Whatever the Sacramento legislators cobbled together and rushed to Governor Brown's desk, that is not a budget, neither reasonable nor respectable.
The Sacramento political class rushes these bills through Congress, as if the State Controller will just look a glance as say, "Pass!" They ram their bills through like lazy students who have partied all month on Mom and Dad's dole, only to buckle down the night before to finish the research paper that would take a reasonable man a week to prepare.
The 2012-2013 budget is full of the same hype and tripe which floats around on easy gimmicks, rosy predictions growing cloudier by the minute, and minimized cuts which will not end the dominance of the state at the expense of the individual or small businesses.
Senate budget committee chairman Mark Leno of San Francisco described the budget passed from the Senate as "a budget which is painful yet hopeful, sobering yet with vision.""
I think these legislators need to sober up and give up the kool-aid "hope" which has drugged them to ignoring the increased pain weighing on the state.
The voters in California demand a responsible budget, not a hodge-podge of failures which tie together less money for the same number of services, like pouring a bathtub of red ink into a thimble and believing that nothing will spill out.
The deluge is upon us. The state is broke, and no one wants to fix it.

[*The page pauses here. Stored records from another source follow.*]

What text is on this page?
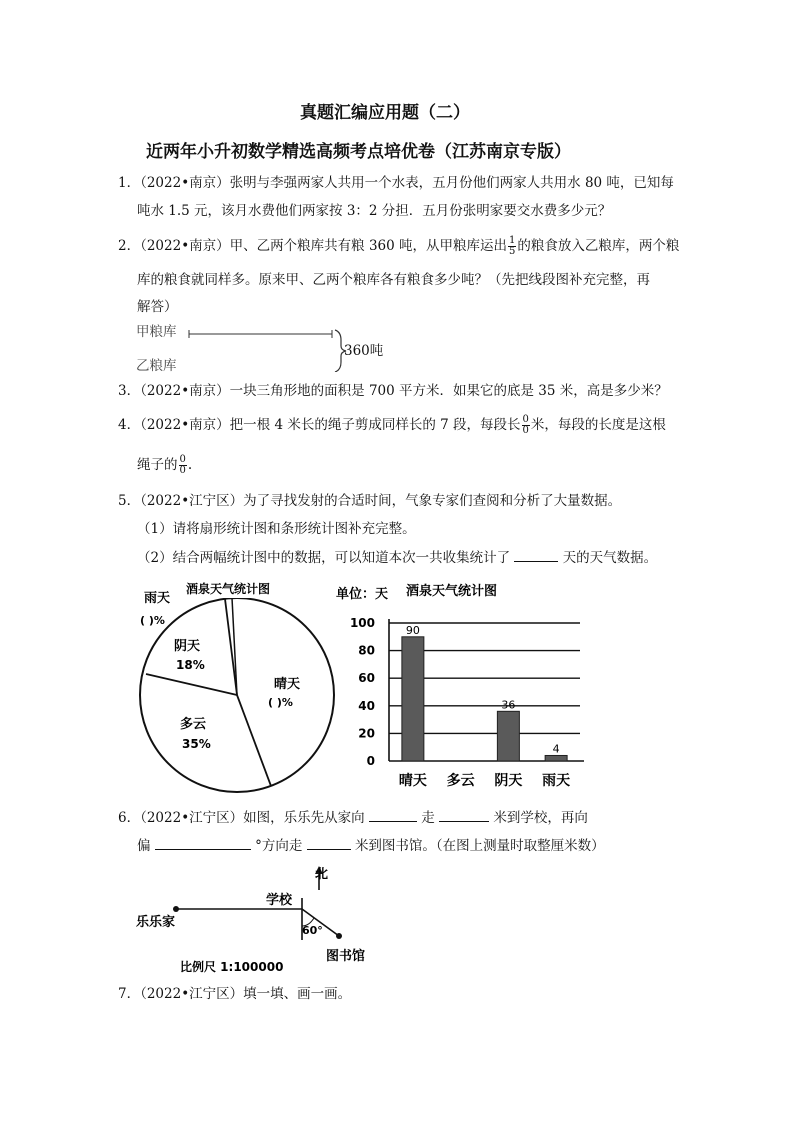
真题汇编应用题（二）
近两年小升初数学精选高频考点培优卷（江苏南京专版）
1．（2022•南京）张明与李强两家人共用一个水表，五月份他们两家人共用水 80 吨，已知每
吨水 1.5 元，该月水费他们两家按 3：2 分担．五月份张明家要交水费多少元？
2．（2022•南京）甲、乙两个粮库共有粮 360 吨，从甲粮库运出 $\frac{1}{5}$ 的粮食放入乙粮库，两个粮
库的粮食就同样多。原来甲、乙两个粮库各有粮食多少吨？（先把线段图补充完整，再
解答）
甲粮库
乙粮库
360吨
3．（2022•南京）一块三角形地的面积是 700 平方米．如果它的底是 35 米，高是多少米？
4．（2022•南京）把一根 4 米长的绳子剪成同样长的 7 段，每段长 $\frac{0}{0}$ 米，每段的长度是这根
绳子的 $\frac{0}{0}$ .
5．（2022•江宁区）为了寻找发射的合适时间，气象专家们查阅和分析了大量数据。
（1）请将扇形统计图和条形统计图补充完整。
（2）结合两幅统计图中的数据，可以知道本次一共收集统计了	天的天气数据。
酒泉天气统计图
雨天
( )%
阴天
18%
晴天
( )%
多云
35%
单位：天 酒泉天气统计图
0
20
40
60
80
100
90
晴天 多云
36
阴天
4
雨天
6．（2022•江宁区）如图，乐乐先从家向	走	米到学校，再向
偏	°方向走	米到图书馆。（在图上测量时取整厘米数）
北
学校
乐乐家
图书馆
60°
比例尺 1:100000
7．（2022•江宁区）填一填、画一画。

The Republicans are on call demanding that Governor Brown veto this sad attempt to prepare for the fiscal year.
"The bill is filled with borrowing and gimmicks," said State Senator Bill Emmerson of Riverside. How many of us are tired of hearing about "borrowing" and "gimmicks"? When will this insanity cease?
Perhaps Michigan Governor Rich Snyder should nominate one of his independent auditors to take over and cut what is bleeding over the rim of fiscal solvency.
No one in the majority will touch anything deep enough to enact the necessary austerity measures. The time has come to put an end to this fussy nonsense. Austerity is the word that we must get used to, or we can be sure that there will be nothing left to cut.